Barangkali yang diinginkan adalah agar peraturan ini dilengkapi dengan larangan terhadap tindakan seksual di luar institusi perkawinan. Tentu saja tidak bisa diatur di sini, karena peraturan ini khusus ditujukan untuk korban kekerasan seksual di kampus. Lagipula tindakan seksual di luar perkawinan sudah lama diatur dalam hukum pidana kita, yang umurnya sudah 150 tahun.
Permen ini bahkan begerak lebih jauh, bahwa tanggungjawab utama dalam pencegahan dan penanganan kekerasan seksual tidak hanya pada pemerintah, namun kampus selaku pemangku kepentingan utama. Bahwa kampus harus melindungi semua warganya, baik itu dosen, mahasiswa, dan tenaga kependidikan. Bagaimana caranya? Permen ini mewajibkan setiap kampus memiliki tim satuan tugas yang memiliki kewenangan penuh dalam implementasi Permen. Satuan tugas ini berisikan dosen, tenaga kependidkan, dan mahasiswa yang memiliki komitmen dalam pencegahan dan penanganan kekerasan seksual. Komitmen ini sudah diuji sejak awal, bahwa panitia seleksi dan calon tim gugus tugas harus menjalani serangkaian fit and proper test yang bersifat publik, dengan demikian tim ini jelas bukan membeli kucing dalam karung.

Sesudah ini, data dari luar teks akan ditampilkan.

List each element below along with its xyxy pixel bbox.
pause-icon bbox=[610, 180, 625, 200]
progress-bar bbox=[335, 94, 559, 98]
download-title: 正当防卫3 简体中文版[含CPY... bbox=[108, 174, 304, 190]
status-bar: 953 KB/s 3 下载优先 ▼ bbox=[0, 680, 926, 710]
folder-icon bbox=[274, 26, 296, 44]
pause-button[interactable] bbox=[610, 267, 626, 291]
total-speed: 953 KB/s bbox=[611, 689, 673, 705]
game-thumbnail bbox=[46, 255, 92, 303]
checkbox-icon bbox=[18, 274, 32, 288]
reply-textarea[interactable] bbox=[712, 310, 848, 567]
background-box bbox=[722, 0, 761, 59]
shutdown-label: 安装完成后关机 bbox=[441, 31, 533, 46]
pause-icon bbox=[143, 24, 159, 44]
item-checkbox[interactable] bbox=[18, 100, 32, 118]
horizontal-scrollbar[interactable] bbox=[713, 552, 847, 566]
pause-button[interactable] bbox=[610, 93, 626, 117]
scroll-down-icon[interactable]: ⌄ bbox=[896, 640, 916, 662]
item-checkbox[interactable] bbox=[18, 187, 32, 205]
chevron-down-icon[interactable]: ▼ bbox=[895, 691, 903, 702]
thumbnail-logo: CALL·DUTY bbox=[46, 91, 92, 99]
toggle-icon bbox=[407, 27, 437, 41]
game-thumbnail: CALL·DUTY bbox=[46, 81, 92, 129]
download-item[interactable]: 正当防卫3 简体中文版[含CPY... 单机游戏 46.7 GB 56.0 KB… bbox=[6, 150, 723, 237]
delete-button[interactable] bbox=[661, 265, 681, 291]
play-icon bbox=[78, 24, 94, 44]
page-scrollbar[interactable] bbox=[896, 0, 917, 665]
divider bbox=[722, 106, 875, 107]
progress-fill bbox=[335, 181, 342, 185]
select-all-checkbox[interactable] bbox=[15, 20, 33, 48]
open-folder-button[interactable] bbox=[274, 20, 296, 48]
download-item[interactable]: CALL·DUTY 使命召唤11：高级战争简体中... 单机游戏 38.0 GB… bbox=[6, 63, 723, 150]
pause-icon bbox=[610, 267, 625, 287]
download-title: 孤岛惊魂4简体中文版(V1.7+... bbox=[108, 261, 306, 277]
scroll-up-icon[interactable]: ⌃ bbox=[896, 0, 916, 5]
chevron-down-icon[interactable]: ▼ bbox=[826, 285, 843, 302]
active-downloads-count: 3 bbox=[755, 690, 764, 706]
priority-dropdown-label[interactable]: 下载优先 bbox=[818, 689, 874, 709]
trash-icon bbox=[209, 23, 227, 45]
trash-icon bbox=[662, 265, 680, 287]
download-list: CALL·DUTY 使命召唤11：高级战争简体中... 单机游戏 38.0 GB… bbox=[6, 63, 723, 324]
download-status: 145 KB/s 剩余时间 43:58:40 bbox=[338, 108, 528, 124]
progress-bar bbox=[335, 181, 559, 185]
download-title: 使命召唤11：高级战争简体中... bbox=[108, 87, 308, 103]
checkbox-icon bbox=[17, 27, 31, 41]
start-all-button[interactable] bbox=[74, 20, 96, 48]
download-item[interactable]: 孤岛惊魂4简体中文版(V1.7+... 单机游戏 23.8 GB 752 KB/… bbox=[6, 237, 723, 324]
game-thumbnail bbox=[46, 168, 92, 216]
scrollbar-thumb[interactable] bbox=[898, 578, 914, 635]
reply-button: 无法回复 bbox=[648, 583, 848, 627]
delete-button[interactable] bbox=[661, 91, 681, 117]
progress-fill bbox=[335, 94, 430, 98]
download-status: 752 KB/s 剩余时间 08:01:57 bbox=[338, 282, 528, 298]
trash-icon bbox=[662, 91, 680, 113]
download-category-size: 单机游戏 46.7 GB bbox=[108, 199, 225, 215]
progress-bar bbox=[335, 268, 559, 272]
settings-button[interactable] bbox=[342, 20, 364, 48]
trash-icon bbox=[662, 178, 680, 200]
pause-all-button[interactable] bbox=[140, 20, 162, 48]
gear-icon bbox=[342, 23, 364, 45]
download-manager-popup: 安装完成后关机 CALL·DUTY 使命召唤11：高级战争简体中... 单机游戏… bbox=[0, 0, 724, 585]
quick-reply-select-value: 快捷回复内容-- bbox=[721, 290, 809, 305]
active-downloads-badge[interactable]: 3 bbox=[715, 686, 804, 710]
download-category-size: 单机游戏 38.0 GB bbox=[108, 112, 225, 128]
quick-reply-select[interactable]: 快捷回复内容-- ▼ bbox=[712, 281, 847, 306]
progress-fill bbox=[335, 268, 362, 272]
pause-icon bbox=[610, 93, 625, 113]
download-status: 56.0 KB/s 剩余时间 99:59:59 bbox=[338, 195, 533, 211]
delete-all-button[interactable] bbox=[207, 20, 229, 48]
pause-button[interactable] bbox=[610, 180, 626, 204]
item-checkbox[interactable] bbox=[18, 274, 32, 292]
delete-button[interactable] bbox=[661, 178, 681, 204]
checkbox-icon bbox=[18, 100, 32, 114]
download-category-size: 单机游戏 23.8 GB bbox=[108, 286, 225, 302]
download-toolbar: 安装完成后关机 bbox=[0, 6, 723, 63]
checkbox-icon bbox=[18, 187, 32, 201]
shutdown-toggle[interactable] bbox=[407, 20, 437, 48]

Konsekuensi logis dari hadirnya satuan tugas, tidak hanya bahwa kampus membuat tim yang bertugas untuk itu, namun juga memberikan payung hukumnya. Bahwa kampus harus membuat regulasi khusus yang menjadi landasan hukum bagi kerja-kerja tim satuan tugas tersebut. Permen secara eksplisit (Pasal 37) meminta pimpinan kampus untuk meyediakan semua fasilitas yang dibutuhkan, termasuk perlindungan keamanan dan pendampingan hukum.
Lalu bagaimana dengan kampus yang tidak memiliki sumber daya yang cukup? Sebab kita tahu bahwa tidak semua kampus memiliki sumber daya yang cukup dalam pencegahan dan penanganan kasus kekerasan seksual. Permen ini memang tidak secara eksplisit menyatakan bagaimana caranya, namun kampus dapat berjejaring dengan kampus lain maupun dengan dinas perlindungan perempuan di level kabupaten/kota atau provinsi yang memiliki sumber daya untuk itu.
Tidak ada alasan bagi kampus untuk menolak Permen ini, terutama dengan alasan keterbatasan sumber daya. Kekerasan seksual adalah kejahatan kemanusiaan, yang penanganannya harus melibatkan banyak orang. Kampus tidak boleh lagi berlindung di balik selubung moralitas dan menyatakan bahwa kampus tidak mampu. Bukan tidak mampu, melainkan tidak mau.
Di bagian akhir, mari kita bertanya kepada diri masing-masing dengan jujur, apakah kita memerlukan Permendikbud ini untuk tujuan pencegahan dan penanganan kekerasan seksual yang menimpa anak-anak kita di kampus? Karena kejahatan ini bisa menimpa siapa saja, termasuk anak-anak dan keluarga kita sendiri setiap saat. Sebagai bangsa beradab dan berkemanusiaan, maka negara dan kita semua wajib melindungi dan memastikan setiap orang bebas dari ancaman dan tindakan kekerasan seksual.